O peso argentino está artificialmente valorizado. Nos últimos 20 meses, a inflação aumentou muito mais do que a desvalorização da moeda. Com isso, o custo de vida na Argentina é um dos mais altos do mundo, e o país perde competitividade perante produtos importados.
Todas as semanas, uma nova fábrica fecha no país. O número de empregos destruídos é maior do que o de criados. A venda de ativos também supera os investimentos privados.
Desemprego e precarização
O desemprego chegou a 7,9% no primeiro trimestre. O número é apenas 0,2 ponto percentual superior ao mesmo período do ano passado, mas representa um aumento de 1,5 ponto em relação ao trimestre anterior.
Essa taxa, no entanto, não reflete a realidade, já que o número de trabalhadores autônomos e precários aumentou. Quem perde o emprego e passa a prestar serviços por conta própria em plataformas digitais não aparece como desempregado nas estatísticas.
Além disso, 16% dos empregados procuram um segundo trabalho para complementar a renda e conseguir chegar ao fim do mês.
Plano econômico depende das urnas
O governo Milei depende de um excelente desempenho nas eleições legislativas para sinalizar governabilidade aos mercados e avançar com reformas. Sem isso, seu plano econômico corre sérios riscos, pois depende de investimentos privados, que ainda não chegaram.
Todos os institutos de opinião pública preveem a vitória de Milei, com estimativas em torno de 40% dos votos.
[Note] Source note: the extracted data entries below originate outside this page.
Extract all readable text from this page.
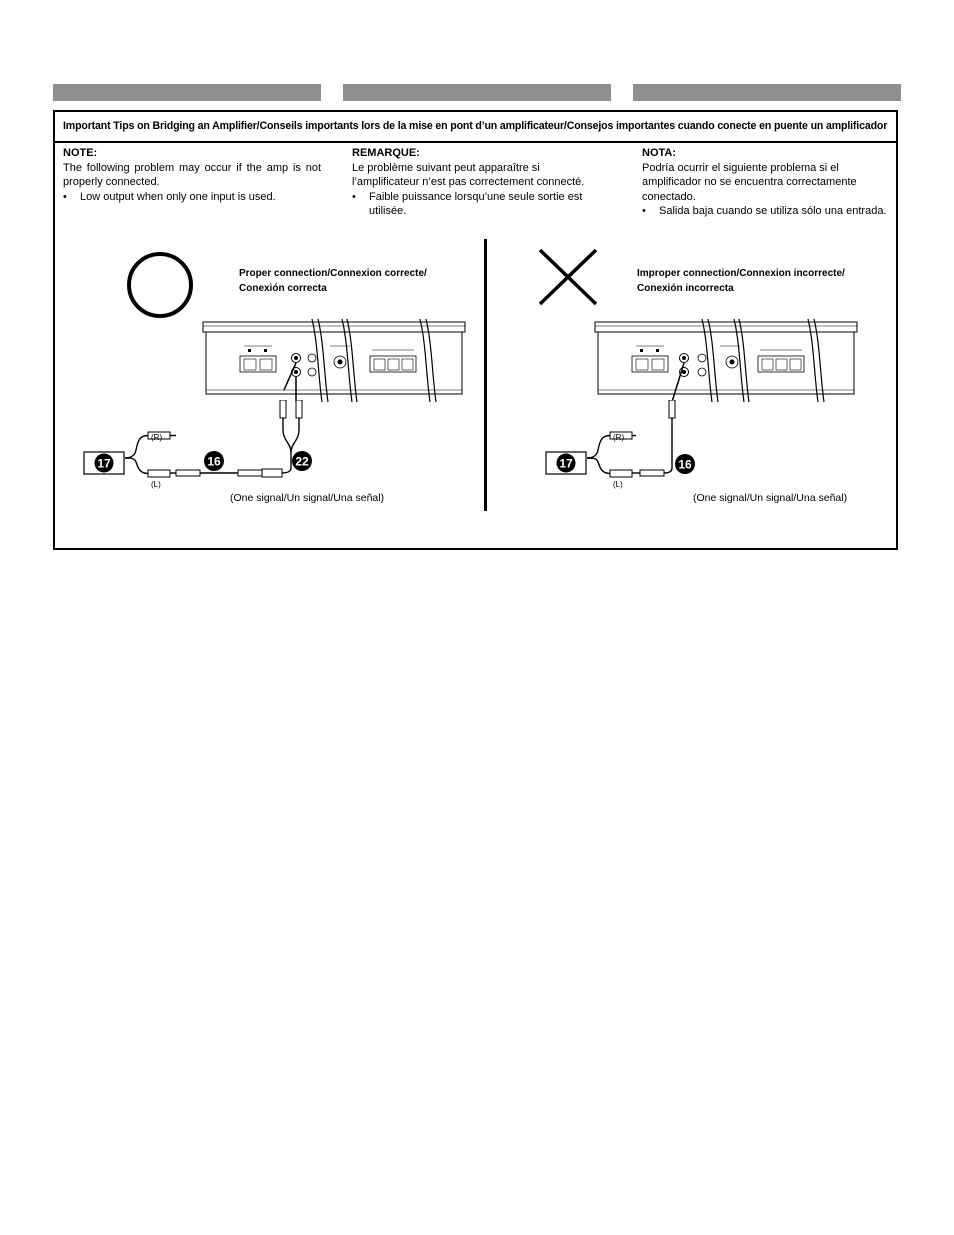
Important Tips on Bridging an Amplifier/Conseils importants lors de la mise en pont d’un amplificateur/Consejos importantes cuando conecte en puente un amplificador
NOTE:
The following problem may occur if the amp is not properly connected.
•	Low output when only one input is used.
REMARQUE:
Le problème suivant peut apparaître si l’amplificateur n’est pas correctement connecté.
•	Faible puissance lorsqu’une seule sortie est utilisée.
NOTA:
Podría ocurrir el siguiente problema si el amplificador no se encuentra correctamente conectado.
•	Salida baja cuando se utiliza sólo una entrada.
Proper connection/Connexion correcte/
Conexión correcta
(R)
(L)
17	16	22
(One signal/Un signal/Una señal)
Improper connection/Connexion incorrecte/
Conexión incorrecta
(R)
(L)
17	16
(One signal/Un signal/Una señal)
Será a partir dessas eleições que começará uma nova fase do governo Milei, na segunda metade de seu mandato de quatro anos.
Riscos eleitorais
O principal risco para Milei é que sua principal bandeira, o combate à inflação, sofra um revés. Em 2024, a inflação deve ficar em torno de 27,3%, segundo pesquisa do Banco Central com as principais consultorias econômicas.
Embora seja uma queda significativa em relação aos 117,8% registrados no ano anterior, ainda é um índice muito alto para quem prometeu acabar com a inflação até o ano que vem.
O analista Gustavo Marangoni chama a atenção para a alta taxa de abstenção dos eleitores nas eleições regionais. “Eu prestaria atenção na baixa participação eleitoral. O cansaço social com um governo que está há pouco tempo no poder deveria ser preocupante, porque é nesse ponto que pode surgir a construção de uma oposição a Milei”, observa.
O analista Cristian Buttié também alerta para o risco de baixa participação eleitoral, que pode sinalizar uma decepção com o governo. “O desencanto com Milei não se manifesta em apoio à oposição, mas sim em apatia. Os eleitores decepcionados preferem se abster de votar”, recorda.
Já para Jorge Giacobbe, o risco é que a esperança depositada em Milei se transforme em ansiedade. “O risco virá depois das eleições, a partir do ano que vem. São os anos em que a esperança pode se transformar em ansiedade. Onde está o limite da dor tolerável de cada argentino? Pessoas que davam nota dez ao governo Milei agora dão oito ou sete”, compara.
Em outras palavras, até mesmo os eleitores de Milei começam a sentir o desgaste provocado pelo sofrimento social.